The person is in the U.S. hospital, gets treated and is medically fit to be able to travel long distances (whether it be in business class, first class or even with some medical equipment or some special arrangements), then based on the appropriateness of the situation, the person may be repatriated to India. However, that is not really an emergency medical evacuation technically.
Does it mean the medical evacuation benefit is practically useless for visitors traveling to the U.S.? No, that is not true. You would still get the coverage as per scenario #2 described above.

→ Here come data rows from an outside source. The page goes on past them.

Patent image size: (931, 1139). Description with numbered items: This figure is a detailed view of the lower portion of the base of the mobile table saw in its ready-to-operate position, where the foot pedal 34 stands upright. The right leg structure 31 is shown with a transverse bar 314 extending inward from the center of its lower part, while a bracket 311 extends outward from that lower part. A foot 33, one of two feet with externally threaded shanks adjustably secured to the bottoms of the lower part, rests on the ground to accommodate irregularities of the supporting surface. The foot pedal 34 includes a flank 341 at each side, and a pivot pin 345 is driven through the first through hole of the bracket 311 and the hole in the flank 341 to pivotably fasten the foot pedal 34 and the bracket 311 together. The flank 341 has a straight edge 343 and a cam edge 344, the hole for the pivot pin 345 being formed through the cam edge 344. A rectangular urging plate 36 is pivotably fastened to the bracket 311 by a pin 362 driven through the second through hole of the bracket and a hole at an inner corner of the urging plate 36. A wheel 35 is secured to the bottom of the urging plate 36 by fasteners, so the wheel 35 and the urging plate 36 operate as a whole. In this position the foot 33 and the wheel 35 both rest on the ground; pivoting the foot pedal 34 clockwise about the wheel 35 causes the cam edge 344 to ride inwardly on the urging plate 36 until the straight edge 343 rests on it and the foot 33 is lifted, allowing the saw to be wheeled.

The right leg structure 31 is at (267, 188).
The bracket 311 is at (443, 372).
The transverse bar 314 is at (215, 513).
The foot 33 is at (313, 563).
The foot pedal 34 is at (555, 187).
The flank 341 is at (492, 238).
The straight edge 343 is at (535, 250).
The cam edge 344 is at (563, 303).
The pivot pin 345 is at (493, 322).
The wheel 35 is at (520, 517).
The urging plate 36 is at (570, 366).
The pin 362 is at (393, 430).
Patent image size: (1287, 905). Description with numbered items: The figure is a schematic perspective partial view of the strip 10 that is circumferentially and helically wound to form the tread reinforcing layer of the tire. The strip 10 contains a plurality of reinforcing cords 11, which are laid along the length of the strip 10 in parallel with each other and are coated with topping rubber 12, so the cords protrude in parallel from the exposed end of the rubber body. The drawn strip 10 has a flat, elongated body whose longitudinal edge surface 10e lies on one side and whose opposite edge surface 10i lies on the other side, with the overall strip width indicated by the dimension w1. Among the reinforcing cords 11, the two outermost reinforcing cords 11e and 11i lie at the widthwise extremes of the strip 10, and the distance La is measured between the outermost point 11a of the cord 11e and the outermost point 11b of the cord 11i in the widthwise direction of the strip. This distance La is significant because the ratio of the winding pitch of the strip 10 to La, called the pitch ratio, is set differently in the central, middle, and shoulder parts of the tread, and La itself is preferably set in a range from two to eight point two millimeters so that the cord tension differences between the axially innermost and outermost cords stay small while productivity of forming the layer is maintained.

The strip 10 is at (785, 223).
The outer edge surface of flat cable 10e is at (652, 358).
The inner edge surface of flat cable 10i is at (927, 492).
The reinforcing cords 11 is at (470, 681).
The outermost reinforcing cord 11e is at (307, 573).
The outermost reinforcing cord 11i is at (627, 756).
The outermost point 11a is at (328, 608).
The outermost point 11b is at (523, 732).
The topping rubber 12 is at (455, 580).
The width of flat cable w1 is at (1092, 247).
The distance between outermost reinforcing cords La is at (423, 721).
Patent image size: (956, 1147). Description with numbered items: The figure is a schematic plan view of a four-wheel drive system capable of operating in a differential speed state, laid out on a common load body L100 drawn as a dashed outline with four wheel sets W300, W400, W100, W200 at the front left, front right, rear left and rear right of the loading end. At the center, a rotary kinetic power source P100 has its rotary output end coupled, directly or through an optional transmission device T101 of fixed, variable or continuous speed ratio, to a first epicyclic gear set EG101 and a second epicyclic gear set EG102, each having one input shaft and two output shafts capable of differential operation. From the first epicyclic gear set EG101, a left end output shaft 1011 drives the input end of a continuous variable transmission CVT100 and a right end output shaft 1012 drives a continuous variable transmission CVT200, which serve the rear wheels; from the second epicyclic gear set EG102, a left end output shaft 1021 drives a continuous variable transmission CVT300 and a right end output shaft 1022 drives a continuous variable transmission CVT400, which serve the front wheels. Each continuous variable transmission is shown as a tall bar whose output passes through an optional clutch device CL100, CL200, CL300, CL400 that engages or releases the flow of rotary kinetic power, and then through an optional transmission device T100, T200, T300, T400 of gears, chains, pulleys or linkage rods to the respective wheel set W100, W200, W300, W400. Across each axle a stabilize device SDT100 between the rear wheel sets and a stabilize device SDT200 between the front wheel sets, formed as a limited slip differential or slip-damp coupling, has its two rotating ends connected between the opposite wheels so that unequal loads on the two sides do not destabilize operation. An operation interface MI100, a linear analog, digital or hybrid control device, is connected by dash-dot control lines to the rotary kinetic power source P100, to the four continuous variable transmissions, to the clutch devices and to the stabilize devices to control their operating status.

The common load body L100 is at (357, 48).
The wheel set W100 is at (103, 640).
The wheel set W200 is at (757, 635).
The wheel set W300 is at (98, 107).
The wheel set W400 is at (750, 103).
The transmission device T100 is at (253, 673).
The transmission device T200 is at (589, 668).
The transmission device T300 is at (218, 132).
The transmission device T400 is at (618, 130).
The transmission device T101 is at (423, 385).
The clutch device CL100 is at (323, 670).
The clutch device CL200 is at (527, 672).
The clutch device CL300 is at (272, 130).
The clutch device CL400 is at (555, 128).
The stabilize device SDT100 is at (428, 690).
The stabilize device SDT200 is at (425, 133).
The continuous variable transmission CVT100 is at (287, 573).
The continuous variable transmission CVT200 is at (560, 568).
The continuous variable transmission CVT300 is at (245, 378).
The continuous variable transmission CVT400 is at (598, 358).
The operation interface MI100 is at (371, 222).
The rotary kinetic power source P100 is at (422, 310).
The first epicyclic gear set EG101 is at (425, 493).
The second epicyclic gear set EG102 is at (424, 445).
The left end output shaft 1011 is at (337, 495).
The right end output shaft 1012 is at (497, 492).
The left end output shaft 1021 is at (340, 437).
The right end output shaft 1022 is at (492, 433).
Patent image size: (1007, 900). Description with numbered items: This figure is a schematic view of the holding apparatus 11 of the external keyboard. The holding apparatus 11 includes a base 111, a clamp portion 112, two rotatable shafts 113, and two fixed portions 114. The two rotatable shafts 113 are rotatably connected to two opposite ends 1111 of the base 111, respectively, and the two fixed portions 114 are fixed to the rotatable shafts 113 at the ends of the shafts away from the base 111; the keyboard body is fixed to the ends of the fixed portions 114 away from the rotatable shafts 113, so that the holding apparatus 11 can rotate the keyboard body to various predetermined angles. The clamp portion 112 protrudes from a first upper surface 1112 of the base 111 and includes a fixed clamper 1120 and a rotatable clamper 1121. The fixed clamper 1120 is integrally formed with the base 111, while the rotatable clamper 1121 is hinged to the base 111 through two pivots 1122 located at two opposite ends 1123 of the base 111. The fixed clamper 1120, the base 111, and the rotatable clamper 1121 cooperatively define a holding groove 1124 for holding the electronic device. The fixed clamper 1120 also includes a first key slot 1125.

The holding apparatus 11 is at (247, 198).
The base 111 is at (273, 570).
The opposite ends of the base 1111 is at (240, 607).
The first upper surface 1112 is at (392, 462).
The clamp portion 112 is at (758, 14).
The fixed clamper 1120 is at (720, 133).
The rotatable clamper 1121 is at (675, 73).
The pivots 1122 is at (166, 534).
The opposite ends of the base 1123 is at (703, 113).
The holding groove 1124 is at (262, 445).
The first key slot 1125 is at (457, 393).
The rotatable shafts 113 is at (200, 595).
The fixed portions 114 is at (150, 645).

Additionally, even within the U.S., you may not always be near the place where adequate care can be given. For example, we had a case of one customer who lived in San Diego, CA who invited his parents to visit him from India. He took them in car to Sequoia National Park which is in Central California. Unfortunately, they ran into an auto accident. Everyone was hurt up to some degree. They were taken to the nearby clinic in the park. They were being treated in different rooms. The doctor over there determined that visiting father needed an MRI urgently. However, they had no facility for doing MRI. Therefore, it was decided to fly him to Fresno, CA by helicopter. That helicopter ride cost was $22,000. Unfortunately, the customer had purchased a policy that explicitly excluded emergency medical evacuation (and was only about $10 cheaper, for the whole duration, than the other one that included it, but he bought that anyway.) Had he purchased a policy that included emergency medical evacuation, they would have covered that amount, provided appropriate procedures were followed such as arranging it through the insurance company and their approval etc. Again, please note that most customers call us when they have some problem and therefore, we get to know mostly about the problematic cases only.
Therefore, it would be in the best advantage of the customers to set their expectations correctly regarding what the emergency medical evacuation is and how it works.